Mondrian and the Russians Wassily Kandinsky (1866-1944) and Kazimir Malevich (1878-1935) were very heavily influenced by theosophy. The mystical philosophy's high priestess, Helena Petrovna Blavatsky (1831-1891), claimed that the conflict between science and religion could be resolved by applying evolutionary theory to the "spiritual" aspects of existence. The soul was born and reborn countless times until it achieved earthly perfection.

Mondrian was a working artist before he turned to the occult, Kramer notes, "but it was as a dedicated theosophist that he creat- ed his first abstractions." The influence is clear in the notebooks he began to keep in 1914. "To approach the spiritual in art," Mondrian wrote, "one will make as little use as possible of reality, because reality is opposed to the spiritual. Thus the use of elementary forms is logically accounted for. These forms being abstract, we find our-selves in the presence of an abstract art."

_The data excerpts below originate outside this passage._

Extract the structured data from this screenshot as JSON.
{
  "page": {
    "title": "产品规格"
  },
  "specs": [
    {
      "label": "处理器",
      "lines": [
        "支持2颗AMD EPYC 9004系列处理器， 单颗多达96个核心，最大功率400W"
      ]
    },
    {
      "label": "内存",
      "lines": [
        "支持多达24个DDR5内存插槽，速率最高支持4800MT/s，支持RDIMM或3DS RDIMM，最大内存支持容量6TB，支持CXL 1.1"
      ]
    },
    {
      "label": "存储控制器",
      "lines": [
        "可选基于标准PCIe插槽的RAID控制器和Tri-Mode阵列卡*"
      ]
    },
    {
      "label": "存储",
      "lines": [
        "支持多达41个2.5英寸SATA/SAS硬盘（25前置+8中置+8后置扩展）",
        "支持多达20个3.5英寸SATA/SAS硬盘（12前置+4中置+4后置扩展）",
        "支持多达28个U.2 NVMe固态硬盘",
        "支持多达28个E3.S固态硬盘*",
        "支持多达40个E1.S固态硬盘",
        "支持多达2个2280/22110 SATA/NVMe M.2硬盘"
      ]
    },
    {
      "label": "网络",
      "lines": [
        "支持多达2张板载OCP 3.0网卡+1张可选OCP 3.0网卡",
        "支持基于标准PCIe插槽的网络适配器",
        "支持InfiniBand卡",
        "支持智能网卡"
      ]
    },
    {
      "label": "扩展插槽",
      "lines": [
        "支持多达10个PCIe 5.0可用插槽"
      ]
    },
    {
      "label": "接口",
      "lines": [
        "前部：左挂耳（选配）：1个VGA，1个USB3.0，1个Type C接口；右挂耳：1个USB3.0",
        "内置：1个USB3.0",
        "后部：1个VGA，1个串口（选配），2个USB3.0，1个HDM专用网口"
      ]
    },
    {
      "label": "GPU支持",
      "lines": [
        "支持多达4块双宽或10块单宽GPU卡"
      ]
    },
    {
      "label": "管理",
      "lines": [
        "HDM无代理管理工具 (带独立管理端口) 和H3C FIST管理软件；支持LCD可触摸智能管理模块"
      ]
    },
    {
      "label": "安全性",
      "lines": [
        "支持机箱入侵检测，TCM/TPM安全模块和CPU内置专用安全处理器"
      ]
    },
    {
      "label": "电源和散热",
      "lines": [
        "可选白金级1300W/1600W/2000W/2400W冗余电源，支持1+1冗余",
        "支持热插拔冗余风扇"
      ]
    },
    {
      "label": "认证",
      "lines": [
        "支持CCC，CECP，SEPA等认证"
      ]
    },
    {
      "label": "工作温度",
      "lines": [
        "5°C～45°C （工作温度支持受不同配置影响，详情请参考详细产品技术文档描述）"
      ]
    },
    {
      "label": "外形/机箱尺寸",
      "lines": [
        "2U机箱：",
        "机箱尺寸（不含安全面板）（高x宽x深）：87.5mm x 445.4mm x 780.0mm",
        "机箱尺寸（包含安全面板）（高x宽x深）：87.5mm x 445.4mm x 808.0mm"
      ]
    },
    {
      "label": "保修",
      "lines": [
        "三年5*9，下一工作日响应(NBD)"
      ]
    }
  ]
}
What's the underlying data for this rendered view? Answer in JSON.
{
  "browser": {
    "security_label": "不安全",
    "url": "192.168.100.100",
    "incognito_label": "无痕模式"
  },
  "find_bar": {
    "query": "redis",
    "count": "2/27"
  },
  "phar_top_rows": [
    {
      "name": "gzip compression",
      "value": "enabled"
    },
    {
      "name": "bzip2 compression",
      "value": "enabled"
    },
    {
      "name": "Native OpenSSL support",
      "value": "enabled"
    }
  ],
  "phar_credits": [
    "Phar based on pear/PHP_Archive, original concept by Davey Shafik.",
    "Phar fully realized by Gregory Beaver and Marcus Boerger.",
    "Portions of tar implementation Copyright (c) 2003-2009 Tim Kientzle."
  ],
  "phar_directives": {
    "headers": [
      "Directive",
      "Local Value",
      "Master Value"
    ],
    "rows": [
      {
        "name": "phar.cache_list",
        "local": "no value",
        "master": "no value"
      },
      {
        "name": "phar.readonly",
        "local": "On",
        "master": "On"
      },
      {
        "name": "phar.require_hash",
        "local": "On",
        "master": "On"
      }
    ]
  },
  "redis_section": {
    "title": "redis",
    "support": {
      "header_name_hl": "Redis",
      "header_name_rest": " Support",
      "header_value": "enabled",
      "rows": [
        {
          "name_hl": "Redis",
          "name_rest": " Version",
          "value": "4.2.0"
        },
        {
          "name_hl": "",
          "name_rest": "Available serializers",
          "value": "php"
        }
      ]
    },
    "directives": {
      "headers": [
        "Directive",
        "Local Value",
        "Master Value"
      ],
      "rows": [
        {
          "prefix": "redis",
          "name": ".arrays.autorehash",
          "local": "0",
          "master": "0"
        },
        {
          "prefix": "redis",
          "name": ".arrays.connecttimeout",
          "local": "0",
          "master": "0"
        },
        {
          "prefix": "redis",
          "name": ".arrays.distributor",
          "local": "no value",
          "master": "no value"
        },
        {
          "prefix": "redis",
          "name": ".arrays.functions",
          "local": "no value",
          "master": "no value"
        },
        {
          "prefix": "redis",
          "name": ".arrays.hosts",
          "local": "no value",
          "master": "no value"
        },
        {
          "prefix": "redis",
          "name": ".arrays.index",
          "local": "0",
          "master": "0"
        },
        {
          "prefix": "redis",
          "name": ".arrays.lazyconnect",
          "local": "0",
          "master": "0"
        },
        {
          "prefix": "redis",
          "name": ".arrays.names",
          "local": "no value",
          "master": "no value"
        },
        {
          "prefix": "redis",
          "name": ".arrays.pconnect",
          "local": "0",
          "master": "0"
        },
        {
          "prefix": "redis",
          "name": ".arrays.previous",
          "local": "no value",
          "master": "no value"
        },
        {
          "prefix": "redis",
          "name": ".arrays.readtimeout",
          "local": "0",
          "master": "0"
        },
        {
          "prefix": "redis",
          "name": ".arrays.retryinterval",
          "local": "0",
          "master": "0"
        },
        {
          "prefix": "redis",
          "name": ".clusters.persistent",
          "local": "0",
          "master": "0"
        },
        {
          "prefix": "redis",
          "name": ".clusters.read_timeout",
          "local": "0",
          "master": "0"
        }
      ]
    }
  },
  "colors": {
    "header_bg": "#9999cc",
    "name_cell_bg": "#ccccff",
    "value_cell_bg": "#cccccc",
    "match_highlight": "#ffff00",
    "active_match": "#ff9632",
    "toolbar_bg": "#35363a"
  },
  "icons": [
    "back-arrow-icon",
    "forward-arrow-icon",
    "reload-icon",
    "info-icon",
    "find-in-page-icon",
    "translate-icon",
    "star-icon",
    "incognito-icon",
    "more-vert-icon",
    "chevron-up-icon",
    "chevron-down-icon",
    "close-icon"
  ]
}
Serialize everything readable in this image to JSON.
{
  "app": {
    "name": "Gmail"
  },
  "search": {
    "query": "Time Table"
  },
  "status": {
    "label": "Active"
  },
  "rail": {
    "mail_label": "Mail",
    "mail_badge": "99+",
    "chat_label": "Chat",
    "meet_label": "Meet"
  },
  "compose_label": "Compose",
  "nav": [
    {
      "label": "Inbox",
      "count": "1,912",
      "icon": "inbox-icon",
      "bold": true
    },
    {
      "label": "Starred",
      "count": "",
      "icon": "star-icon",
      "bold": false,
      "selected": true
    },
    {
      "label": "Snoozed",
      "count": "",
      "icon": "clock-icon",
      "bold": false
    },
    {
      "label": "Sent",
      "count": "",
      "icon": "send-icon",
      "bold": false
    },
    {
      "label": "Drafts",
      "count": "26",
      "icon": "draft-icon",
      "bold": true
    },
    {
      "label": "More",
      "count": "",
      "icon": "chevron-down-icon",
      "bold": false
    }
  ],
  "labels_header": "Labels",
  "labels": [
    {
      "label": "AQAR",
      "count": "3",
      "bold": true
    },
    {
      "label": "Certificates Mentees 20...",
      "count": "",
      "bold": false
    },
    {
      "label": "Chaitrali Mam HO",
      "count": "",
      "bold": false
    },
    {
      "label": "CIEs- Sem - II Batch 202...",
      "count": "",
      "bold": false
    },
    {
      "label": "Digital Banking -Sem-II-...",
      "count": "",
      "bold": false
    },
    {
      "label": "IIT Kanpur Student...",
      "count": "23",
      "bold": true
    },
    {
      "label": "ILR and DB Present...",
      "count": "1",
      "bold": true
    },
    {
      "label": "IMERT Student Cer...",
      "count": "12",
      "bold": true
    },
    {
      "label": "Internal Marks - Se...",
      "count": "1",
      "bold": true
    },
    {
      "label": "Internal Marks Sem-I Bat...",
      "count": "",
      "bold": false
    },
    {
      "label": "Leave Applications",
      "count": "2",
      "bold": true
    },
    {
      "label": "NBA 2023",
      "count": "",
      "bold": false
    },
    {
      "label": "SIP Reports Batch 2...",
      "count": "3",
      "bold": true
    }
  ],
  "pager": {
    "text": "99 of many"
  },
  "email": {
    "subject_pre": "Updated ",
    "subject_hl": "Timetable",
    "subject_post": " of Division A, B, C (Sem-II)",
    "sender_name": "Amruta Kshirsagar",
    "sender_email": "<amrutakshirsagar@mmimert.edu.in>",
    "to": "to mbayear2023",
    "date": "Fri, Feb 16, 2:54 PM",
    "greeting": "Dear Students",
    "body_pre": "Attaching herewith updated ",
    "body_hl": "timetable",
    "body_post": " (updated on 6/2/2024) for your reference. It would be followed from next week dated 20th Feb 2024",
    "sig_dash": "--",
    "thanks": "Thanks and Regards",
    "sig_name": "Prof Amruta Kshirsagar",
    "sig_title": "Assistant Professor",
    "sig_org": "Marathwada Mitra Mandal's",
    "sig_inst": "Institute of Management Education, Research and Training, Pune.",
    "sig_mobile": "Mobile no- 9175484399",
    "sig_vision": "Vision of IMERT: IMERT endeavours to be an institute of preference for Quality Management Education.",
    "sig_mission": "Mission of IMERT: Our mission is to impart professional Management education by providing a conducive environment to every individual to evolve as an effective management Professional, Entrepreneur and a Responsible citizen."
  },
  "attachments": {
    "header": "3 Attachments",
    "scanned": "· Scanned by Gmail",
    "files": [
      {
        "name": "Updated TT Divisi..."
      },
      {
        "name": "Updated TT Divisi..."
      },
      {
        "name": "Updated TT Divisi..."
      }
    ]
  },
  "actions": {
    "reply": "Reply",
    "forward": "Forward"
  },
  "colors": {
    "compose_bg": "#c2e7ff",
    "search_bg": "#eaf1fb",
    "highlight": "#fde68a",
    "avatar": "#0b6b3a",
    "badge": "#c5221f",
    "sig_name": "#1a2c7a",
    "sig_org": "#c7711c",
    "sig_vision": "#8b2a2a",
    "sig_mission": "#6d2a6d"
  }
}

The influential avant-garde movement called De Stijl (the Style) that Mondrian and other artists founded in 1917 was more than an art movement, Kramer points out. "Its ambition was to redesign the world by imposing straight lines, primary colors, and geometric form--and thus an ideal of impersonal order and rationality--upon the production of every man-made object essential to the modern human environment. Rejecting tradition, it envisioned the rebirth of the world as a kind of technological Eden from which all trace of individualism and the conflicts it generates would be permanently banished."

Where did these ambitious ideas come from? Chiefly, says Kramer, from the Dutch writer and mystic M. H. J. Schoenmaekers. Kramer says that Schoenmaekers even "specified the nature of the forms (rectilinear structures of the horizontal and the vertical) and the colors (the primaries: red, yellow, and blue) to be used in this artistic quest for the absolute."

The evolution of art was part of the larger evolution of the spirit, Mondrian and the others in the De Stijl group believed. In their abstract art, they were determined to get ever closer to what the mystic Schoenmaekers described as an "earthly heaven."